Subject: Re: Application Update

Dear Angela,
 
It gives me no pleasure to contact you like this but as you are by now aware I was told via a message left on my mobile phone that I would not be taken forward for this role because I had no Consulting or Blue Chip experience. If you look at my cv you will plainly see this is not the case and I suspect that the recruiter did not look past the section that explained I was disabled.
 
I have just spoken to Gemma who had changed her reasoning from that left on my mobile phone, which I have saved to my computer. Her new reasoning is that although I had the required experience it was not current. I refer you to the job advertisement which I have saved and attached. Please note nowhere does it say current experience required nor define what it means by "current experience". How can you hope to have an open, fair and transparent recruitment process if you change the rules mid-process and I would be interested to know how this decision was being implemented to ensure it does not discriminate against any group with a protected characteristic.
 
Also, can you please let me know what the Business Requirement for experience to be current is and why it is felt necessary enough to allow protected characteristics to be ignored? 
 
I request again to be contacted by the Partner responsible for Diversity and Inclusion within KPMG. The phone conversations I have just had imply to me that KPMG did not take Diversity and Inclusion seriously enough for a partner to be in overall charge of this policy. Perhaps you would like to comment!
 
Yours sincerely,
 
Ian M Jones
 
 


On Sep 24, 2013, at 09:42 AM, "Gardner, Angela"  wrote:
Dear Ian

I just wanted you to know that I am following up with our Recruitment team in the first instance and will respond to you as soon as possible.

Kind regards
Angela

Angela Gardner
Senior Manager, KPMG LLP
Diversity & Inclusion

-----Original Message-----
From: Ian Jones
Sent: 23 September 2013 11:22
To: Gardner, Angela
Subject: Re: Application Update

Dear Angela,

I hope you don't mind me contacting you again but I would have thought the point of being disability confident would be to be open and transparent about hiring decisions.
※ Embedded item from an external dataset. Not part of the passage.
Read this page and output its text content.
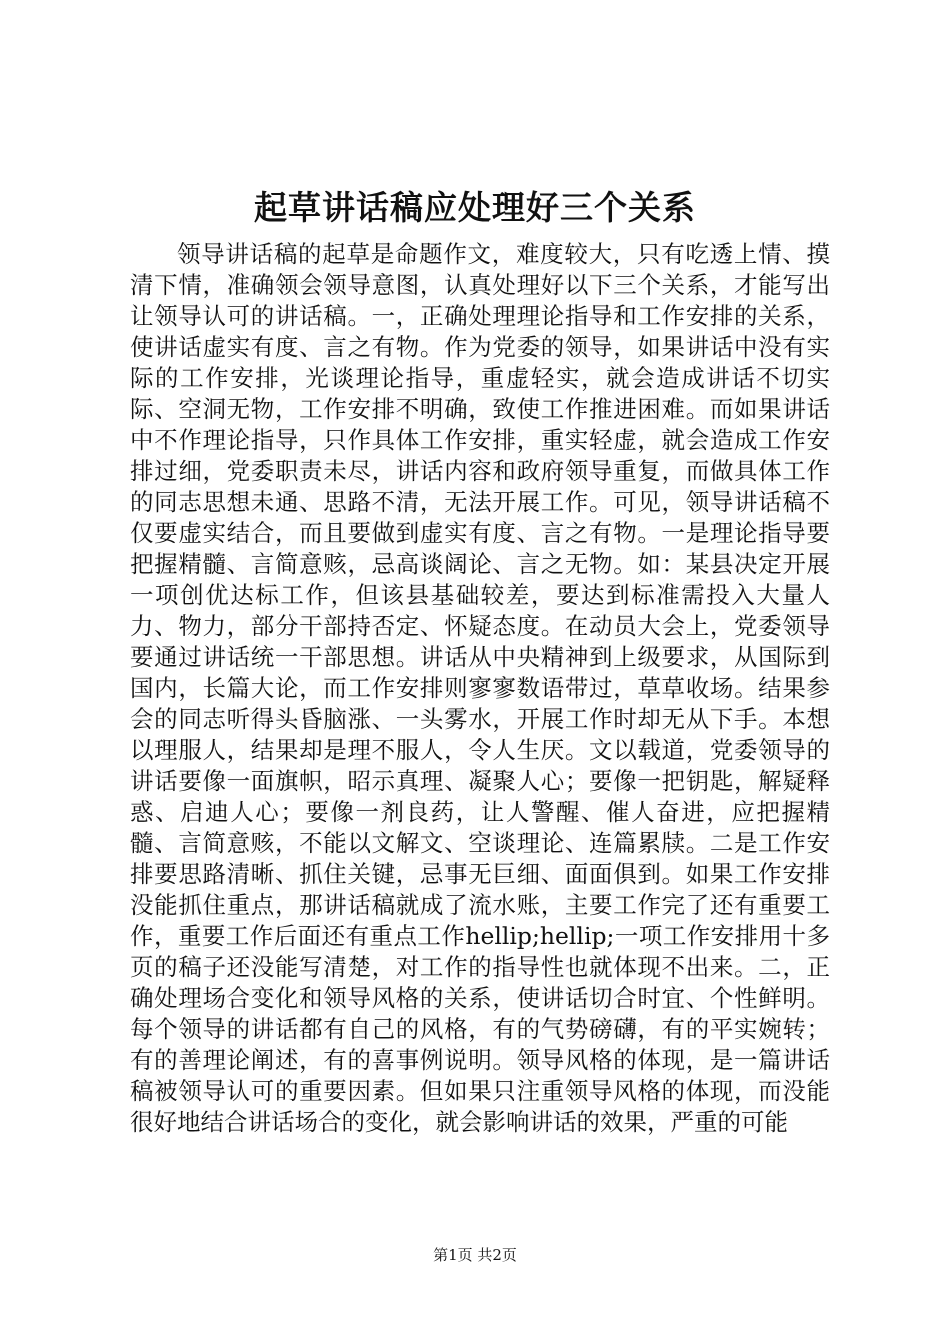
起草讲话稿应处理好三个关系

领导讲话稿的起草是命题作文，难度较大，只有吃透上情、摸清下情，准确领会领导意图，认真处理好以下三个关系，才能写出让领导认可的讲话稿。一，正确处理理论指导和工作安排的关系，使讲话虚实有度、言之有物。作为党委的领导，如果讲话中没有实际的工作安排，光谈理论指导，重虚轻实，就会造成讲话不切实际、空洞无物，工作安排不明确，致使工作推进困难。而如果讲话中不作理论指导，只作具体工作安排，重实轻虚，就会造成工作安排过细，党委职责未尽，讲话内容和政府领导重复，而做具体工作的同志思想未通、思路不清，无法开展工作。可见，领导讲话稿不仅要虚实结合，而且要做到虚实有度、言之有物。一是理论指导要把握精髓、言简意赅，忌高谈阔论、言之无物。如：某县决定开展一项创优达标工作，但该县基础较差，要达到标准需投入大量人力、物力，部分干部持否定、怀疑态度。在动员大会上，党委领导要通过讲话统一干部思想。讲话从中央精神到上级要求，从国际到国内，长篇大论，而工作安排则寥寥数语带过，草草收场。结果参会的同志听得头昏脑涨、一头雾水，开展工作时却无从下手。本想以理服人，结果却是理不服人，令人生厌。文以载道，党委领导的讲话要像一面旗帜，昭示真理、凝聚人心；要像一把钥匙，解疑释惑、启迪人心；要像一剂良药，让人警醒、催人奋进，应把握精髓、言简意赅，不能以文解文、空谈理论、连篇累牍。二是工作安排要思路清晰、抓住关键，忌事无巨细、面面俱到。如果工作安排没能抓住重点，那讲话稿就成了流水账，主要工作完了还有重要工作，重要工作后面还有重点工作hellip;hellip;一项工作安排用十多页的稿子还没能写清楚，对工作的指导性也就体现不出来。二，正确处理场合变化和领导风格的关系，使讲话切合时宜、个性鲜明。每个领导的讲话都有自己的风格，有的气势磅礴，有的平实婉转；有的善理论阐述，有的喜事例说明。领导风格的体现，是一篇讲话稿被领导认可的重要因素。但如果只注重领导风格的体现，而没能很好地结合讲话场合的变化，就会影响讲话的效果，严重的可能

第1页 共2页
I contend that is not apparent in this case and request you send me full details if how all applications for this position were ranked.

Being disability confident is about more than treating disabled people equally in my opinion. It us about giving them equal opportunities?

I would be grateful if you could put me in touch with the partner responsible for this initiative to allow me to understand how KPMG has interpreted this scheme as it seems to me it is not addressing the barriers to work faced by mentally impaired people such as myself! Perhaps you might like to tell me what jobs you feel I would be suitable for.

Apologies for any confusion but I accidentally sent this communication before it was completed so I am re-sending this as a complete version!